I had a shoulder injury at the time,
but I hauled her out and started removing the old paint in small sections,
about 5 feet by 2 feet every day. I used
a chemical stripper and a hand scraper. It took me several weeks of hard labor
to get down to the gel coat all over.
Then I washed the whole hull down
carefully and applied Interlux’s Interprotect barrier coat system, following
the instructions to the letter. I did
alternate coats of white and grey epoxy and then I painted the bottom with two
coats of Interlux Ultra antifouling.
It all looked very splendid and I
was pleased that I had taken the extra trouble to put on a barrier coat, having
taken all the old paint off anyway.
But two years later, when I had the
boat hauled out for repainting, the bottom was covered with hundreds of small
blisters under the barrier coat. I could
have cried. A marine surveyor who looked at it for me just laughed. It wasn’t a structural problem, he said, just
cosmetic. He advised me to sand right
down to gel coat again.
“What made you apply a barrier coat?”
he asked.
“I just thought it was a good
idea. Having done all the hard work to
get the old paint off, it seemed like an ideal opportunity to protect against
blisters.”
“Did you have any blisters before?”
he asked.
“No,” I said.
“So she has spent more than 20 years
in the water without forming any blisters,” he pointed out. “What made you think she would suddenly get
blisters now?”
“Advertising,” I said. “The adverts say it’s a good idea.”

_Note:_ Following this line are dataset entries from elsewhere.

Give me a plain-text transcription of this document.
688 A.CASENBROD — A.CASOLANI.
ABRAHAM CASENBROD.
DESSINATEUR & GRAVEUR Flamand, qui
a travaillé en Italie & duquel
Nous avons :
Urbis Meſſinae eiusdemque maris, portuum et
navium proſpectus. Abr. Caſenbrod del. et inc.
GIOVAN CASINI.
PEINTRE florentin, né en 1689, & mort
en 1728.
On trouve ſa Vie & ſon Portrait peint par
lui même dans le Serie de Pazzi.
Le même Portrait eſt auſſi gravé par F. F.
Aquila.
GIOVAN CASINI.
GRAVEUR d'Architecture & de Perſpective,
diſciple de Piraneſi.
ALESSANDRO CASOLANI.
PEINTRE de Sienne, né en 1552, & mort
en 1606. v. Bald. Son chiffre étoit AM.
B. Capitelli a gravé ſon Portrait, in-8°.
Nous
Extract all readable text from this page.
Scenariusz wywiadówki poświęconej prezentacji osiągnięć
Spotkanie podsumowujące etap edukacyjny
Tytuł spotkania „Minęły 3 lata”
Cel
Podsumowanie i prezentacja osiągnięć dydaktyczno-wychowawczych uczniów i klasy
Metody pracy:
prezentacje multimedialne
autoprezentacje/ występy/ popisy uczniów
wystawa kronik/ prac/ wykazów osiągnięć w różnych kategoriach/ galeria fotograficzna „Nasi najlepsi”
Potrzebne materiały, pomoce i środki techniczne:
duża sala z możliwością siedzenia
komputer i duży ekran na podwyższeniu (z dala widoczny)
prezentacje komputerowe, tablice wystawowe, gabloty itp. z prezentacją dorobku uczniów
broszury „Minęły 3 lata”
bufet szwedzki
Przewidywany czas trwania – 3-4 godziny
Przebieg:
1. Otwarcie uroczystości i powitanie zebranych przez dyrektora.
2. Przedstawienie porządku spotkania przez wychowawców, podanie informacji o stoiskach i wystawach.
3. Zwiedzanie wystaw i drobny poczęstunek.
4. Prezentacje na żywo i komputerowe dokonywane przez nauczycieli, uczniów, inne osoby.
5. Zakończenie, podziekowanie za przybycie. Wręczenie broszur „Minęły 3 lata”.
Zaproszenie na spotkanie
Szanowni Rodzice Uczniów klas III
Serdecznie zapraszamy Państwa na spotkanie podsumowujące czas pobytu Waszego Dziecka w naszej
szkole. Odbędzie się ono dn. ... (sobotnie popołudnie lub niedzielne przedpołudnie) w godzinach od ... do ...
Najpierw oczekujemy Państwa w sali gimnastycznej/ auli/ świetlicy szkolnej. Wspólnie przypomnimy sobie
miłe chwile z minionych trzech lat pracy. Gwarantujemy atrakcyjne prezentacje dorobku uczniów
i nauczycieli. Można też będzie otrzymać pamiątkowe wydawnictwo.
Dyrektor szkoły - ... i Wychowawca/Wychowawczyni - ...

After a while, we both had a little
chuckle at that.
The lesson I learned is that the
fiberglass hull must be absolutely dust-dry before you can apply a barrier
coat. I don’t mean just surface
dry. It has to dry out for months. If there’s the slightest suspicion of any
moisture trapped in the fiberglass it will simply form blisters beneath the
barrier coat.
Since then, I have read about many others
experiencing the same problem. “It seems
the marine industry is always trying to sell us something,” said one boat
owner. “For some boats, a properly
applied barrier coat might be beneficial.
As for the vast majority of boats, I would say if it ain’t broke, don’t
fix it. I never imagined the prevention
I thought I was providing would become the problem.”
I regret to say I know exactly how
he feels.
Today’s
Thought
Any
man may make a mistake; none but a fool will persist in it.
— Cicero, Philippicae
Tailpiece
“Did you buy that new book on schizophrenia?”“Not yet. I’m in two minds about it.”